On a gagné, on a gagné. On peut applaudir, on peut dire hourra et hourra, il faut féliciter, il faut crier, chanter, pleurer.
Oui on a gagné. Gloups ! Ah non ce ne sont pas ces gamins en culotte courte dont je parle. Eux je ne vois pas ce qu’ils nous ont fait gagner depuis qu’on les promène avec leur ballon rond dans les bacs à sable de la planète. En fait rien, strictement rien.
Non je parle de nous. Oui nous. Nous nous sommes battus, nous avons eu des idées et nous avons gagné. Pour mieux voir cela il faut simplement regarder comment vivaient nos parents et comment vivent nos enfants. Oui nous sommes, ou plutôt nous avons été, la génération de la libération. Libération dans le monde, libération dans les relations, libération dans les modes de vie.
Attention, tout n’est pas rose pour autant, c’est même plutôt noir, car face à chaque évolution il y a toujours des mécanismes de récupération. C’est un peu l’effet bélier : il faut une grande quantité d’eau qui descend pour en faire remonter une petite quantité. Parce que l’eau ne remonte pas naturellement, il faut l’aider.
Nous avons développé beaucoup de combats, de résistances et d’idées novatrices et obtenu, quand même, pas mal d’améliorations.
Oui nous avons été mal jugés, c’est-à-dire méprisés, critiqués, bannis. Au début on nous prenait pour des hippies, des drogués, des obsédés. Nous avons supporté cela et maintenant tout le monde fait comme nous. On nous traitait de feignants, d’antifrançais, de réfractaires. Nous avons gardé le cap, difficilement c’est vrai et aujourd’hui beaucoup partagent nos idées.

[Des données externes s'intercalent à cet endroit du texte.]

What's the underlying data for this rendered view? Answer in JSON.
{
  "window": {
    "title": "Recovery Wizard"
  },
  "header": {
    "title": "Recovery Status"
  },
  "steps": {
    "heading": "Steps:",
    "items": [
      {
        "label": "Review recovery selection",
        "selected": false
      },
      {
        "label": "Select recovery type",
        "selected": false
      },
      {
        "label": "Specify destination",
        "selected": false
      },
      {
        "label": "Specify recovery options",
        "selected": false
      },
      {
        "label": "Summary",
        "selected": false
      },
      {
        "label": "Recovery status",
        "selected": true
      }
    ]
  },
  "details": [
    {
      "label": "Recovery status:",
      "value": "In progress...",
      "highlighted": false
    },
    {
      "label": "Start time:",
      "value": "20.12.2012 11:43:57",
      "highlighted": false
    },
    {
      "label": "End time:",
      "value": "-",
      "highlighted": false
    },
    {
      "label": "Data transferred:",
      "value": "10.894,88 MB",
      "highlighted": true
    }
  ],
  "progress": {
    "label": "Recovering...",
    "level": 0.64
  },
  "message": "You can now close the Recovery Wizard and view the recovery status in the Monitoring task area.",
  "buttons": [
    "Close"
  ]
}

Oui le monde de nos parents c’était la guerre d’Indochine, la guerre d’Algérie, la Guerre froide. Hélas il y a encore des guerres, beaucoup trop de guerres, mais paradoxalement, nous ne sommes plus en guerre. Nous participons à des opérations, peu louables c’est vrai, mais il n’y a plus de contingent, il n’y a plus que des mercenaires. A priori nous n’occupons plus militairement aucun pays. Certes les bombardements et les drones ont remplacé l’occupation du terrain avec drapeaux, trompettes et casernes, mais depuis longtemps nous n’occupons plus d’autres pays.

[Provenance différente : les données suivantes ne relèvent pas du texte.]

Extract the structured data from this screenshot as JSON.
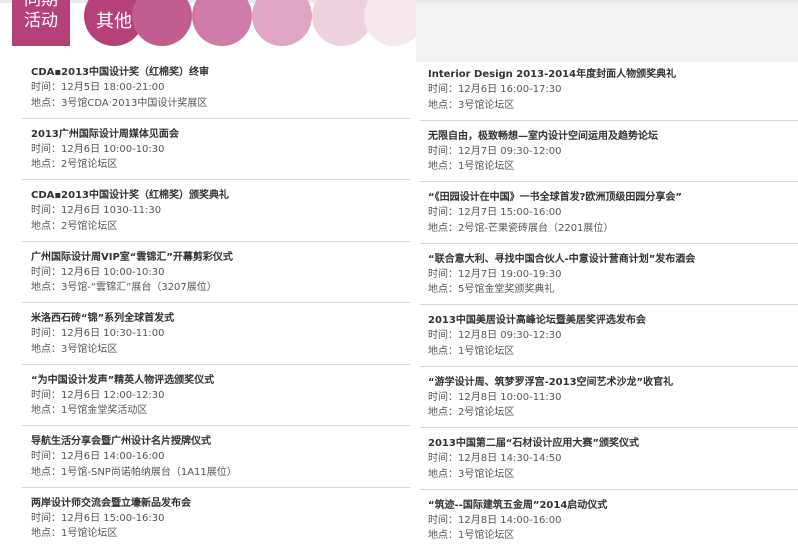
{
  "tabs": {
    "active_label": "同期\n活动",
    "other_label": "其他"
  },
  "left_events": [
    {
      "title": "CDA▪2013中国设计奖（红棉奖）终审",
      "time": "时间：12月5日 18:00-21:00",
      "place": "地点：3号馆CDA·2013中国设计奖展区"
    },
    {
      "title": "2013广州国际设计周媒体见面会",
      "time": "时间：12月6日 10:00-10:30",
      "place": "地点：2号馆论坛区"
    },
    {
      "title": "CDA▪2013中国设计奖（红棉奖）颁奖典礼",
      "time": "时间：12月6日 1030-11:30",
      "place": "地点：2号馆论坛区"
    },
    {
      "title": "广州国际设计周VIP室“雲锦汇”开幕剪彩仪式",
      "time": "时间：12月6日 10:00-10:30",
      "place": "地点：3号馆-“雲锦汇”展台（3207展位）"
    },
    {
      "title": "米洛西石砖“锦”系列全球首发式",
      "time": "时间：12月6日 10:30-11:00",
      "place": "地点：3号馆论坛区"
    },
    {
      "title": "“为中国设计发声”精英人物评选颁奖仪式",
      "time": "时间：12月6日 12:00-12:30",
      "place": "地点：1号馆金堂奖活动区"
    },
    {
      "title": "导航生活分享会暨广州设计名片授牌仪式",
      "time": "时间：12月6日 14:00-16:00",
      "place": "地点：1号馆-SNP尚诺帕纳展台（1A11展位）"
    },
    {
      "title": "两岸设计师交流会暨立壕新品发布会",
      "time": "时间：12月6日 15:00-16:30",
      "place": "地点：1号馆论坛区"
    }
  ],
  "right_events": [
    {
      "title": "Interior Design 2013-2014年度封面人物颁奖典礼",
      "time": "时间：12月6日 16:00-17:30",
      "place": "地点：3号馆论坛区"
    },
    {
      "title": "无限自由，极致畅想—室内设计空间运用及趋势论坛",
      "time": "时间：12月7日 09:30-12:00",
      "place": "地点：1号馆论坛区"
    },
    {
      "title": "“《田园设计在中国》一书全球首发?欧洲顶级田园分享会”",
      "time": "时间：12月7日 15:00-16:00",
      "place": "地点：2号馆-芒果瓷砖展台（2201展位）"
    },
    {
      "title": "“联合意大利、寻找中国合伙人-中意设计营商计划”发布酒会",
      "time": "时间：12月7日 19:00-19:30",
      "place": "地点：5号馆金堂奖颁奖典礼"
    },
    {
      "title": "2013中国美居设计高峰论坛暨美居奖评选发布会",
      "time": "时间：12月8日 09:30-12:30",
      "place": "地点：1号馆论坛区"
    },
    {
      "title": "“游学设计周、筑梦罗浮宫-2013空间艺术沙龙”收官礼",
      "time": "时间：12月8日 10:00-11:30",
      "place": "地点：2号馆论坛区"
    },
    {
      "title": "2013中国第二届“石材设计应用大赛”颁奖仪式",
      "time": "时间：12月8日 14:30-14:50",
      "place": "地点：3号馆论坛区"
    },
    {
      "title": "“筑迹--国际建筑五金周”2014启动仪式",
      "time": "时间：12月8日 14:00-16:00",
      "place": "地点：1号馆论坛区"
    }
  ]
}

Oui le monde de nos parents c’était une société complètement coincée, étriquée et religieuse dans laquelle les apparences comptaient plus que les sentiments. Nous avons fait voler tout cela en éclats, en cassant les barrières sociales, en mettant le partage et la solidarité en avant. En plus nous avons agi de manière absolument non violente, simplement en disant : ça ne nous convient pas, nous allons essayer autre chose. Et des essais nous en avons fait. En groupes, en communautés, ou seuls nous avons voulu mener une vie selon nos valeurs, nos idées, nos sentiments.
Ca se cherche encore, parce que l’évolution continue, mais nous avons donné le branle, lancé le mouvement de l’acceptation de la différence et du respect des choix personnels. Ca nous a coûté beaucoup en respectabilité, en parcours professionnel, en tranquillité, en honneurs.
Mais comment ne pas se réjouir de voir des jeunes qui se moquent de l’armée, du mariage, des arrivistes, de la religion et des politiques. Comment ne pas voir que nous avons changés le monde. Alors c’est vrai que nous ne sommes pas autant fêtés que les sportifs, mais quand même c’est nous qui faisons le boulot. Encore bravo.